I have a vast, vast collection--thousands of records from that period. I like listening to new stuff. I don't really look at that way like, Oh yeah, I came of age in the '80s so I have to listen to '80s music and when I listen to the Killers think Duran Duran. They sound very new to me. I don't really think they sound like '80s bands. They sound modern to me. They sound new.

Amazon.com: Have you been transferring all your records and CDs over to digital?

Ellis: You know, I haven't. I can't imagine ever doing that. Maybe songs, yeah. But I can't imagine transferring these half-good records onto my iPod.

Amazon.com: What are a few songs that might pop into rotation when you hit "shuffle"?

Ellis: Right now? Well, I'll tell you. Liz Phair. "Red Light Fever," which is the second track off the '03 CD she put out. The Go! Team, "Everyone's a VIP to Someone"; and Bottle Rocket, track 8.

Amazon.com: What are you reading these days? What's on your night table?

Ellis: Right now I'm reading Buddenbrooks by Thomas Mann, which I had never read before. And I'm reading Gilead by Marilynne Robinson. And I'm reading a biography about Orson Welles.

Amazon.com: Have you read the new Joan Didion yet?

Ellis: It's spectacular.

Amazon.com: It's incredible, isn't it?

Ellis: I read it riveted in one afternoon. I think it's her most accessible book. I think it was thrilling to read. I feel terrible in a way because it's so filled with pain and grief, and it isn't really resolved. Her fans are going to be flipping out.
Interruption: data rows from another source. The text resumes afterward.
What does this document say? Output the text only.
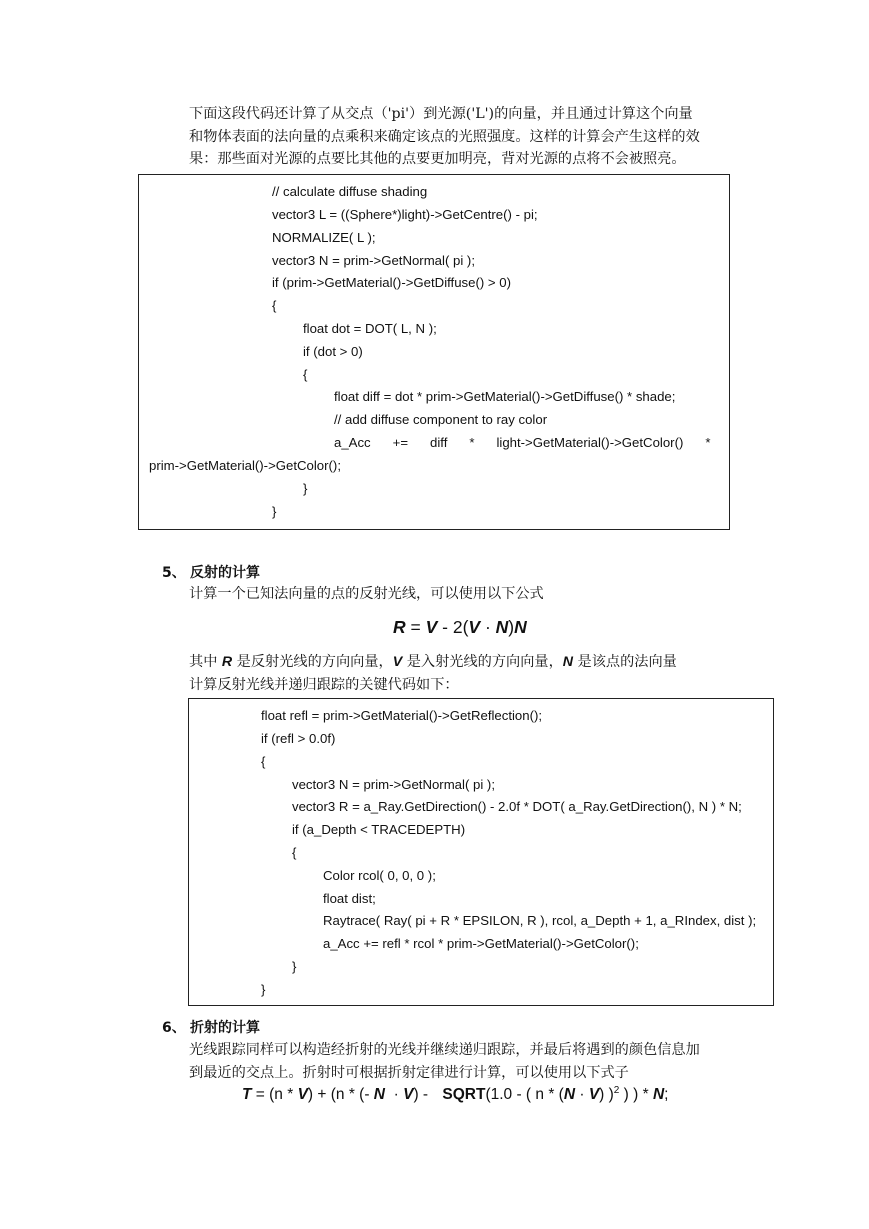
下面这段代码还计算了从交点（'pi'）到光源('L')的向量，并且通过计算这个向量
和物体表面的法向量的点乘积来确定该点的光照强度。这样的计算会产生这样的效
果：那些面对光源的点要比其他的点要更加明亮，背对光源的点将不会被照亮。
// calculate diffuse shading
vector3 L = ((Sphere*)light)->GetCentre() - pi;
NORMALIZE( L );
vector3 N = prim->GetNormal( pi );
if (prim->GetMaterial()->GetDiffuse() > 0)
{
float dot = DOT( L, N );
if (dot > 0)
{
float diff = dot * prim->GetMaterial()->GetDiffuse() * shade;
// add diffuse component to ray color
a_Acc      +=      diff      *      light->GetMaterial()->GetColor()      *
prim->GetMaterial()->GetColor();
}
}
5、 反射的计算
计算一个已知法向量的点的反射光线，可以使用以下公式
R = V - 2(V · N)N
其中 R 是反射光线的方向向量，V 是入射光线的方向向量，N 是该点的法向量
计算反射光线并递归跟踪的关键代码如下：
float refl = prim->GetMaterial()->GetReflection();
if (refl > 0.0f)
{
vector3 N = prim->GetNormal( pi );
vector3 R = a_Ray.GetDirection() - 2.0f * DOT( a_Ray.GetDirection(), N ) * N;
if (a_Depth < TRACEDEPTH)
{
Color rcol( 0, 0, 0 );
float dist;
Raytrace( Ray( pi + R * EPSILON, R ), rcol, a_Depth + 1, a_RIndex, dist );
a_Acc += refl * rcol * prim->GetMaterial()->GetColor();
}
}
6、 折射的计算
光线跟踪同样可以构造经折射的光线并继续递归跟踪，并最后将遇到的颜色信息加
到最近的交点上。折射时可根据折射定律进行计算，可以使用以下式子
T = (n * V) + (n * (- N  · V) - SQRT(1.0 - ( n * (N · V) )$^2$ ) ) * N;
I hate to see the reason that this book came about, but it's a really overpowering book.

Amazon.com: Finally, is it true that you're going to revisit the characters from Less Than Zero in your next book?

Ellis: It depends on how many people shoot down this idea. Since I've been living out here in L.A. for the last year and a half, I've wanted to write a book that's set here. I want to come back to L.A. Yeah, I've been thinking a lot about where those people are now and it is what is formulating. But I haven't fully figured it out.

Amazon.com: It's a dangerous game.

Ellis: It's a really dangerous thing to do. You've got to be super careful on how you're going to approach this. If I want to write it I'm going to have to write it. If it's going to mess up people's memories of the first one then so be it, there's really nothing I can do about that.